With Wall Street scuttlebutt in high gear regarding a rumored reunification between Fox Corp. and News Corp., Lachlan Murdoch, CEO of the former, tried unsuccessfully to avoid the topic on the Nov. 1 fiscal call.
“I really can’t really comment on it because we don’t really know if there is a deal or will be a deal,” the co-heir apparent to the Rupert Murdoch-founded media company said when asked a possible transaction. “It’s impossible to comment on anything that doesn’t exist today. We have to be patient and wait to see what the outcome of the special committees’ discussions and processes [are].”
Rupert Murdoch split up News Corp. in 2013, spinning off the company’s legacy print and digital news operations, including The Wall Street Journal, under the flagship name, and organizing the entertainment assets under the 21st Century Fox banner. The latter changed to Fox Corp. in 2019 after Murdoch sold 21st Century Fox to Disney for $71 billion.
With media consolidation and scale an ever-present issue among analysts, the prospect of a reunification between Fox and News Corp. had both companies’ stock up in early morning trading.

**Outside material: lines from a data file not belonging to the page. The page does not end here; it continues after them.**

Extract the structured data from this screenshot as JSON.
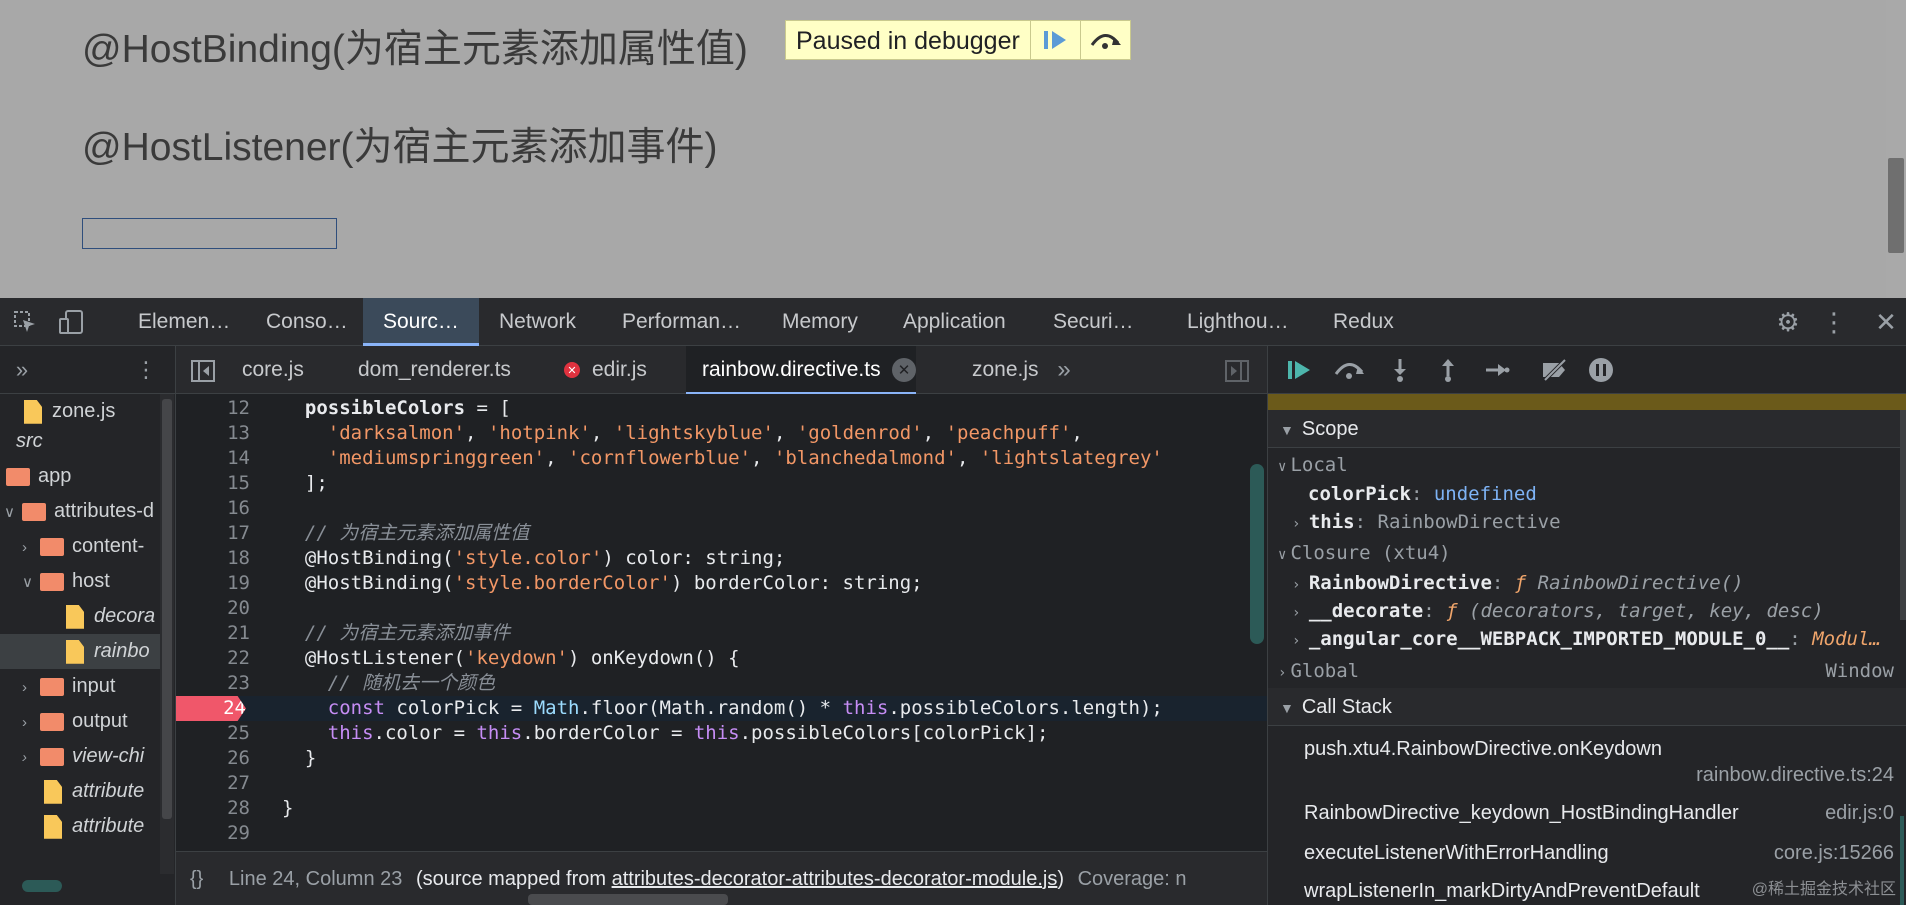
{
  "page": {
    "heading1": "@HostBinding(为宿主元素添加属性值)",
    "heading2": "@HostListener(为宿主元素添加事件)",
    "paused_banner": "Paused in debugger"
  },
  "devtools_tabs": [
    "Elemen…",
    "Conso…",
    "Sourc…",
    "Network",
    "Performan…",
    "Memory",
    "Application",
    "Securi…",
    "Lighthou…",
    "Redux"
  ],
  "navigator": {
    "items": [
      {
        "label": "zone.js",
        "kind": "file"
      },
      {
        "label": "src",
        "kind": "text"
      },
      {
        "label": "app",
        "kind": "folder"
      },
      {
        "label": "attributes-d",
        "kind": "folder"
      },
      {
        "label": "content-",
        "kind": "folder"
      },
      {
        "label": "host",
        "kind": "folder"
      },
      {
        "label": "decora",
        "kind": "file"
      },
      {
        "label": "rainbo",
        "kind": "file"
      },
      {
        "label": "input",
        "kind": "folder"
      },
      {
        "label": "output",
        "kind": "folder"
      },
      {
        "label": "view-chi",
        "kind": "folder"
      },
      {
        "label": "attribute",
        "kind": "file"
      },
      {
        "label": "attribute",
        "kind": "file"
      }
    ]
  },
  "editor": {
    "tabs": [
      "core.js",
      "dom_renderer.ts",
      "edir.js",
      "rainbow.directive.ts",
      "zone.js"
    ],
    "active_tab": "rainbow.directive.ts",
    "lines": [
      {
        "n": "12",
        "text": "  possibleColors = ["
      },
      {
        "n": "13",
        "text": "    'darksalmon', 'hotpink', 'lightskyblue', 'goldenrod', 'peachpuff',"
      },
      {
        "n": "14",
        "text": "    'mediumspringgreen', 'cornflowerblue', 'blanchedalmond', 'lightslategrey'"
      },
      {
        "n": "15",
        "text": "  ];"
      },
      {
        "n": "16",
        "text": ""
      },
      {
        "n": "17",
        "text": "  // 为宿主元素添加属性值"
      },
      {
        "n": "18",
        "text": "  @HostBinding('style.color') color: string;"
      },
      {
        "n": "19",
        "text": "  @HostBinding('style.borderColor') borderColor: string;"
      },
      {
        "n": "20",
        "text": ""
      },
      {
        "n": "21",
        "text": "  // 为宿主元素添加事件"
      },
      {
        "n": "22",
        "text": "  @HostListener('keydown') onKeydown() {"
      },
      {
        "n": "23",
        "text": "    // 随机去一个颜色"
      },
      {
        "n": "24",
        "text": "    const colorPick = Math.floor(Math.random() * this.possibleColors.length);"
      },
      {
        "n": "25",
        "text": "    this.color = this.borderColor = this.possibleColors[colorPick];"
      },
      {
        "n": "26",
        "text": "  }"
      },
      {
        "n": "27",
        "text": ""
      },
      {
        "n": "28",
        "text": "}"
      },
      {
        "n": "29",
        "text": ""
      }
    ],
    "status": {
      "position": "Line 24, Column 23",
      "mapped_prefix": "(source mapped from ",
      "mapped_link": "attributes-decorator-attributes-decorator-module.js",
      "mapped_suffix": ")",
      "coverage": "Coverage: n"
    }
  },
  "debugger": {
    "scope_title": "Scope",
    "local_title": "Local",
    "local": [
      {
        "key": "colorPick",
        "value": "undefined"
      },
      {
        "key": "this",
        "value": "RainbowDirective"
      }
    ],
    "closure_title": "Closure (xtu4)",
    "closure": [
      {
        "key": "RainbowDirective",
        "value": "RainbowDirective()"
      },
      {
        "key": "__decorate",
        "value": "(decorators, target, key, desc)"
      },
      {
        "key": "_angular_core__WEBPACK_IMPORTED_MODULE_0__",
        "value": "Modul…"
      }
    ],
    "global_title": "Global",
    "global_value": "Window",
    "callstack_title": "Call Stack",
    "callstack": [
      {
        "fn": "push.xtu4.RainbowDirective.onKeydown",
        "loc": "rainbow.directive.ts:24"
      },
      {
        "fn": "RainbowDirective_keydown_HostBindingHandler",
        "loc": "edir.js:0"
      },
      {
        "fn": "executeListenerWithErrorHandling",
        "loc": "core.js:15266"
      },
      {
        "fn": "wrapListenerIn_markDirtyAndPreventDefault",
        "loc": ""
      }
    ]
  },
  "watermark": "@稀土掘金技术社区",
  "colors": {
    "accent": "#8ab4f8",
    "breakpoint": "#f0576a",
    "string": "#f29766"
  }
}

“Scale, you have to be focused on it, right?” the younger Murdoch said. “Scale is important and what we’ve seen among our media peers over the last few years is our peers getting bigger through mergers and acquisitions. Scale lends flexibility in many ways. So, we continue to grow our business and look at M&A and be very disciplined how we look at it. Particularly over the next couple years when opportunities in the marketplace will emerge.”

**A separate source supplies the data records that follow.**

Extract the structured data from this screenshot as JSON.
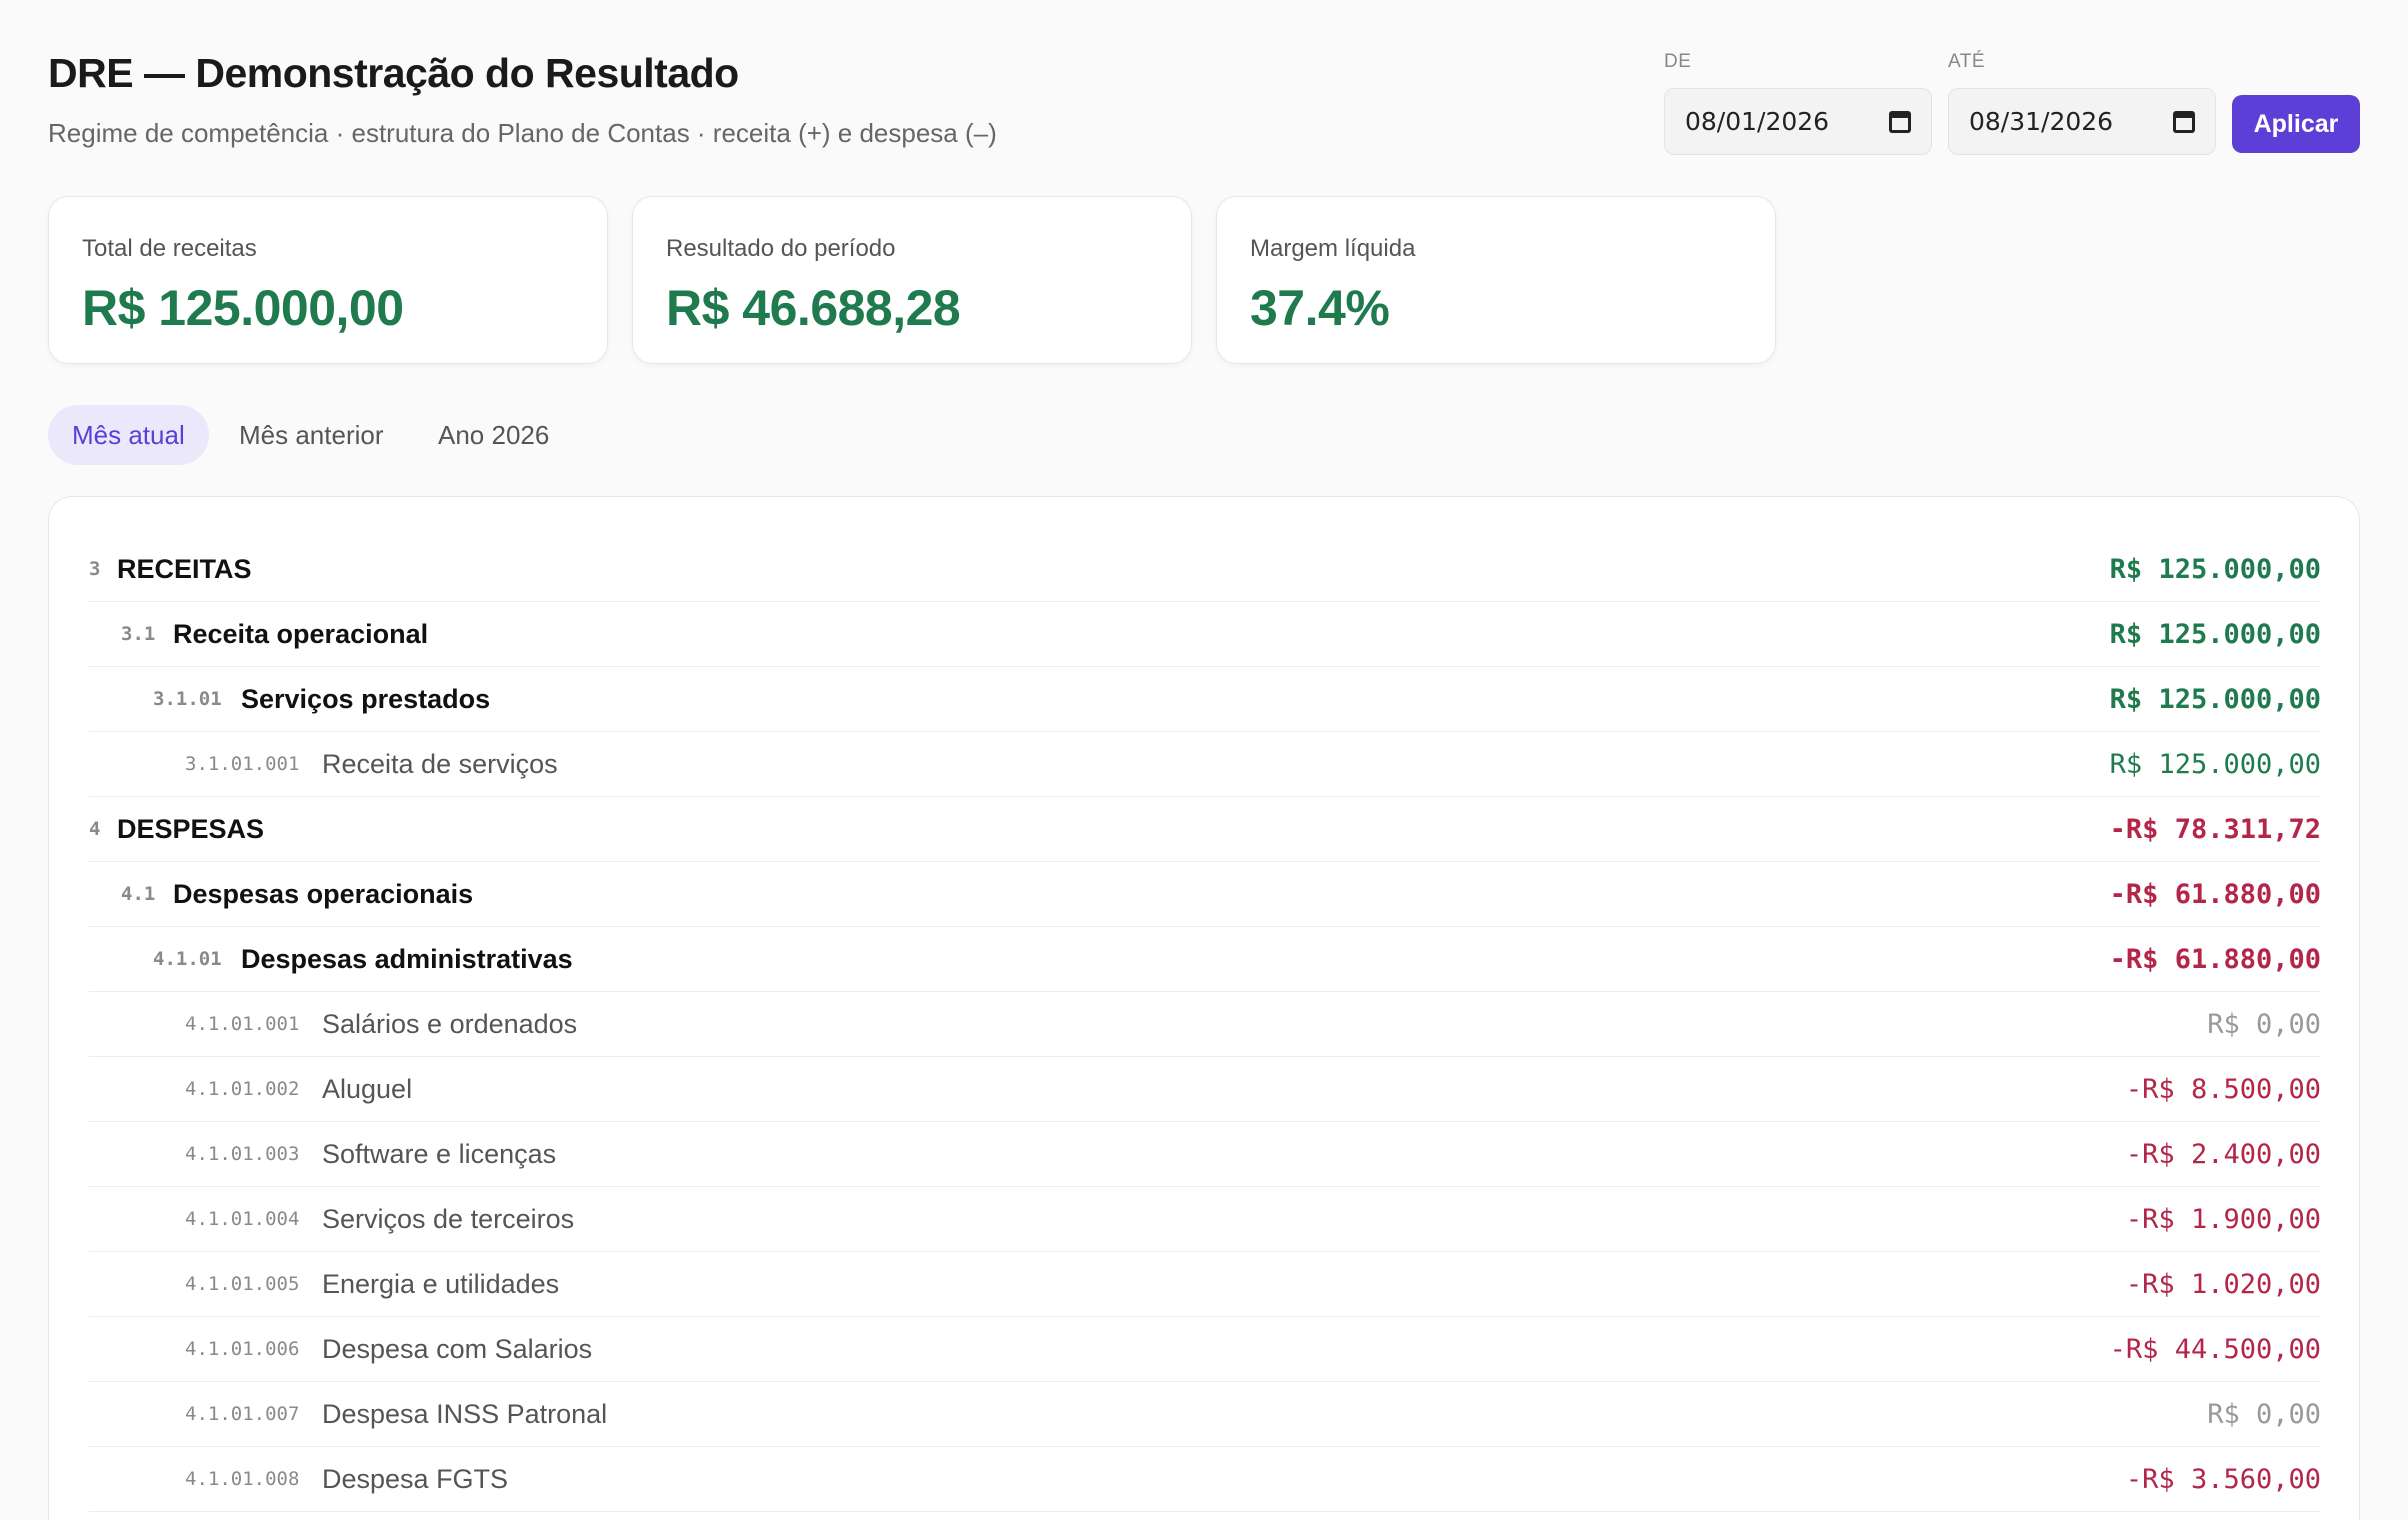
{
  "header": {
    "title": "DRE — Demonstração do Resultado",
    "subtitle": "Regime de competência · estrutura do Plano de Contas · receita (+) e despesa (–)"
  },
  "filters": {
    "from_label": "DE",
    "from_value": "08/01/2026",
    "to_label": "ATÉ",
    "to_value": "08/31/2026",
    "apply_label": "Aplicar"
  },
  "kpis": [
    {
      "label": "Total de receitas",
      "value": "R$ 125.000,00"
    },
    {
      "label": "Resultado do período",
      "value": "R$ 46.688,28"
    },
    {
      "label": "Margem líquida",
      "value": "37.4%"
    }
  ],
  "tabs": [
    {
      "label": "Mês atual",
      "active": true
    },
    {
      "label": "Mês anterior",
      "active": false
    },
    {
      "label": "Ano 2026",
      "active": false
    }
  ],
  "rows": [
    {
      "code": "3",
      "name": "RECEITAS",
      "amount": "R$ 125.000,00"
    },
    {
      "code": "3.1",
      "name": "Receita operacional",
      "amount": "R$ 125.000,00"
    },
    {
      "code": "3.1.01",
      "name": "Serviços prestados",
      "amount": "R$ 125.000,00"
    },
    {
      "code": "3.1.01.001",
      "name": "Receita de serviços",
      "amount": "R$ 125.000,00"
    },
    {
      "code": "4",
      "name": "DESPESAS",
      "amount": "-R$ 78.311,72"
    },
    {
      "code": "4.1",
      "name": "Despesas operacionais",
      "amount": "-R$ 61.880,00"
    },
    {
      "code": "4.1.01",
      "name": "Despesas administrativas",
      "amount": "-R$ 61.880,00"
    },
    {
      "code": "4.1.01.001",
      "name": "Salários e ordenados",
      "amount": "R$ 0,00"
    },
    {
      "code": "4.1.01.002",
      "name": "Aluguel",
      "amount": "-R$ 8.500,00"
    },
    {
      "code": "4.1.01.003",
      "name": "Software e licenças",
      "amount": "-R$ 2.400,00"
    },
    {
      "code": "4.1.01.004",
      "name": "Serviços de terceiros",
      "amount": "-R$ 1.900,00"
    },
    {
      "code": "4.1.01.005",
      "name": "Energia e utilidades",
      "amount": "-R$ 1.020,00"
    },
    {
      "code": "4.1.01.006",
      "name": "Despesa com Salarios",
      "amount": "-R$ 44.500,00"
    },
    {
      "code": "4.1.01.007",
      "name": "Despesa INSS Patronal",
      "amount": "R$ 0,00"
    },
    {
      "code": "4.1.01.008",
      "name": "Despesa FGTS",
      "amount": "-R$ 3.560,00"
    }
  ],
  "colors": {
    "accent": "#5b3fd6",
    "positive": "#1f7a4d",
    "negative": "#b3264a",
    "zero": "#999999"
  }
}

But to make any corporate re-merger between Fox and News Corp. a reality would take a majority of non-Murdoch family member shareholders’ approval. The Murdoch family reportedly owns a 40% controlling interest in Fox and News Corp. shares, respectively.

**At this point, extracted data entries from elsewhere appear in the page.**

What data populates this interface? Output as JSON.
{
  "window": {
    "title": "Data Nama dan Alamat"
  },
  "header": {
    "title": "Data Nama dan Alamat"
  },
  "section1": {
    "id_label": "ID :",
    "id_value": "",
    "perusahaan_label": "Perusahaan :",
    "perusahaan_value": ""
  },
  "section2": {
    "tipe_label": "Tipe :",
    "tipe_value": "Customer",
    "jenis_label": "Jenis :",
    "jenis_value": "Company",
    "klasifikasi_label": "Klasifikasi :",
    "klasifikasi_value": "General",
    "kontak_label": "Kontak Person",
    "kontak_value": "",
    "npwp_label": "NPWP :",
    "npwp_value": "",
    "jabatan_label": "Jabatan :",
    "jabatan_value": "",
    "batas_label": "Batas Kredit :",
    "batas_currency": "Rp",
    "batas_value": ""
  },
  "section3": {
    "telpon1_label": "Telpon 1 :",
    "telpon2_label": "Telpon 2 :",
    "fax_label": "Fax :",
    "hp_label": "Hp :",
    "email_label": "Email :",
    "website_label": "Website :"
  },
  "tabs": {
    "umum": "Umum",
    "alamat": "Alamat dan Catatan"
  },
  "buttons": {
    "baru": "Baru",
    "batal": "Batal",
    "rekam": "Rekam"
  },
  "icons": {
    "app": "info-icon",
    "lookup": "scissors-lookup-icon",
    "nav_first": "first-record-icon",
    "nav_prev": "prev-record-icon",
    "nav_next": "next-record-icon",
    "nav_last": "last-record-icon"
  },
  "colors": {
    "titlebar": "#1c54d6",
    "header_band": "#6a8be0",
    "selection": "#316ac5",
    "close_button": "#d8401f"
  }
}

“As has been made public, News Corp. and Fox have established separate special committees to explore a potential accommodation,” Murdoch said. “For a transaction to proceed, it would need the approval of both committees and supportive vote by the majority of the minority affiliated shareholders of each company. The special committees have not made any determination at this time, and there can be no certainty the company will engage any transaction.”